Un transitar de puchos y recuerdos borrosos

  Hubo una vez, un cuerpo sentado en la mesa de un pequeño café, un cuerpo esbelto, con un rostro lleno de barba gris. Ese cuerpo estaba dormido, un poco cansado. En sus largos y finos dedos, sujetaba un cigarrillo, el humo flameaba  por delante de su cara arrugada. Todo su cuerpo y sus ropas mantenían el perfume de ese tabaco, apestoso para aquellos que no fuman, pero inmaculadamente celestial para aquellos que hoy recuerdan ese olor y piensan en él, en ese cuerpo. 

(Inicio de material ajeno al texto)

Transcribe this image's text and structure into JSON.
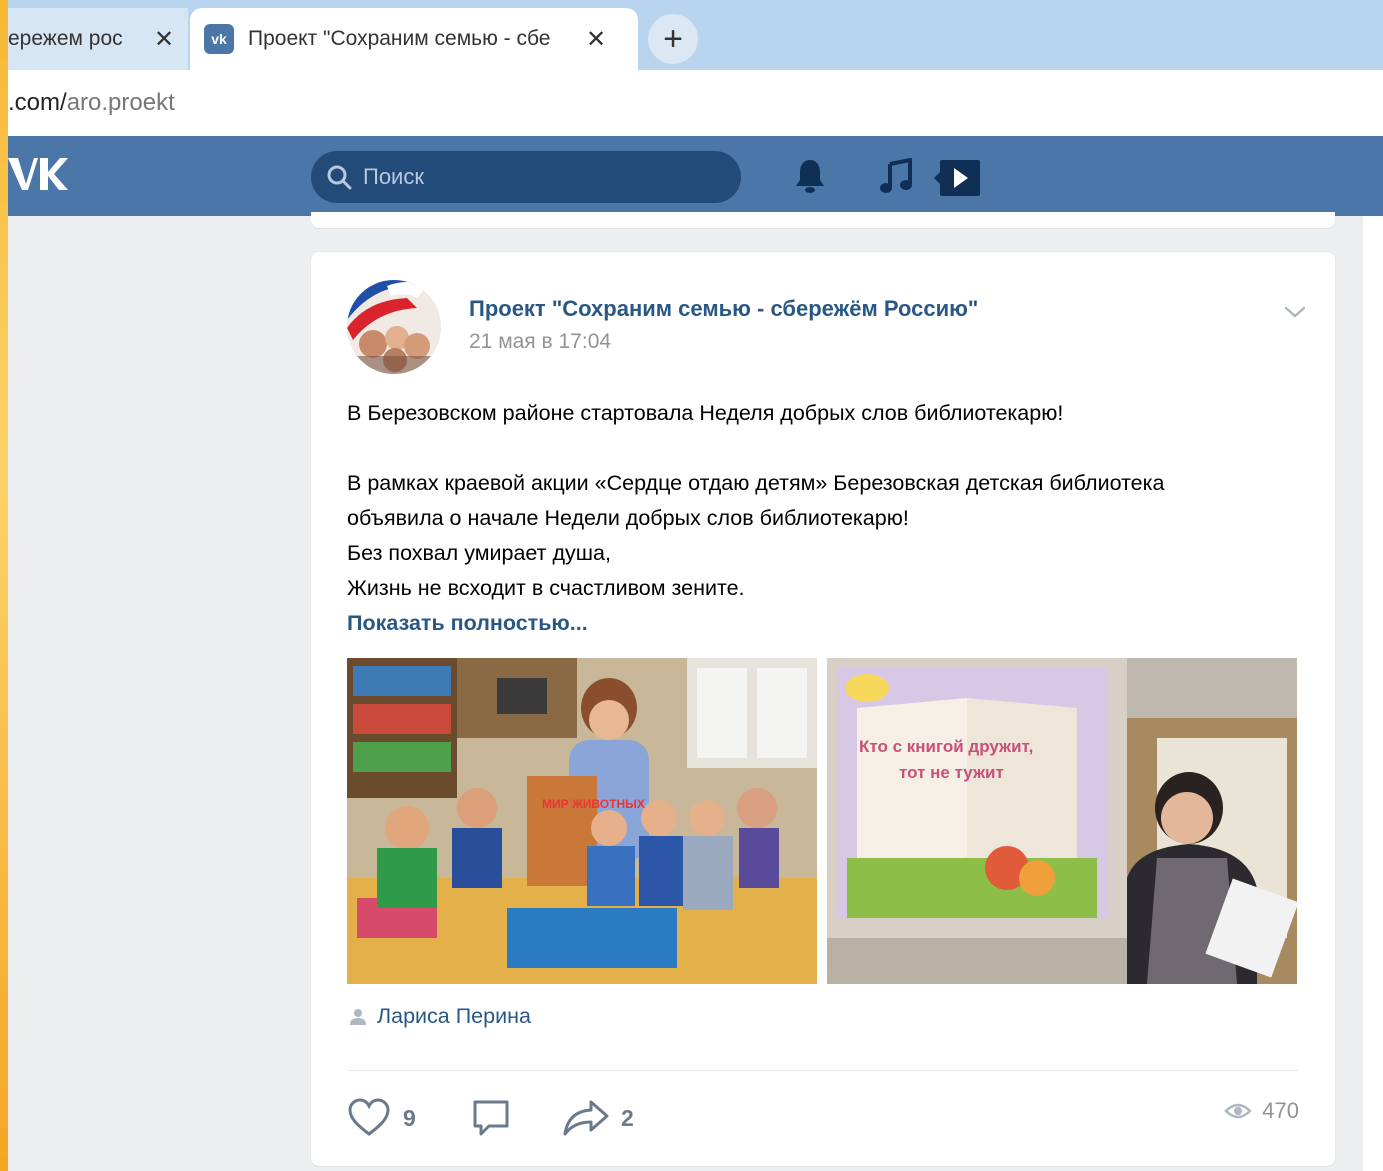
{
  "browser": {
    "tabs": [
      {
        "title": "ережем рос",
        "close": "✕"
      },
      {
        "title": "Проект \"Сохраним семью - сбе",
        "favicon": "vk",
        "close": "✕"
      }
    ],
    "new_tab": "+",
    "url_prefix": ".com/",
    "url_path": "aro.proekt"
  },
  "header": {
    "logo": "\u0001K",
    "search_placeholder": "Поиск",
    "icons": [
      "bell-icon",
      "music-icon",
      "video-icon"
    ]
  },
  "post": {
    "author": "Проект \"Сохраним семью - сбережём Россию\"",
    "date": "21 мая в 17:04",
    "lines": [
      "В Березовском районе стартовала Неделя добрых слов библиотекарю!",
      "",
      "В рамках краевой акции «Сердце отдаю детям» Березовская детская библиотека",
      "объявила о начале Недели добрых слов библиотекарю!",
      "Без похвал умирает душа,",
      "Жизнь не всходит в счастливом зените."
    ],
    "show_more": "Показать полностью...",
    "photo1_caption": "МИР ЖИВОТНЫХ",
    "photo2_caption_line1": "Кто с книгой дружит,",
    "photo2_caption_line2": "тот не тужит",
    "signer": "Лариса Перина",
    "likes": "9",
    "shares": "2",
    "views": "470"
  },
  "colors": {
    "vk_blue": "#4a76a8",
    "search_bg": "#224b7a",
    "link": "#2a5885",
    "outer_frame": "#f7b733"
  }
}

 Si tan solo una galleta de la fortuna me hubiese advertido que ese cuerpo dejaría de ser cuerpo, yo hubiese fumado a su lado, aunque eso no fuera lo correcto. Porque él podía hacerlo, pero yo no. Era una niña. Y los niños, no deben fumar. No deben dejar que sus pulmones se tapen de humo, eso es solo para los adultos, para los cuerpos adultos. 

 Si mi horóscopo tan solo me hubiese insinuado de su desvanecer, yo me hubiese sentado a su lado de la cama para contarle historias de mundos mágicos, dónde guerreros se hacen héroes y aprenden a vivir en paz y armonía con ellos mismos. Y no me fumaría un cigarrillo, me fumaría dos, uno en cada mano.

 Si mi ego se hubiese liberado y si hubiese tenido tiempo, yo me hubiese fumado una caja de cigarrillos, cada vez que ese cuerpo daba un paso. Pero ese tiempo no existe, nunca existió y hoy fumo los cigarrillos sola y me cuento historias de guerreros, guerreros que nunca llegaron a ser héroes.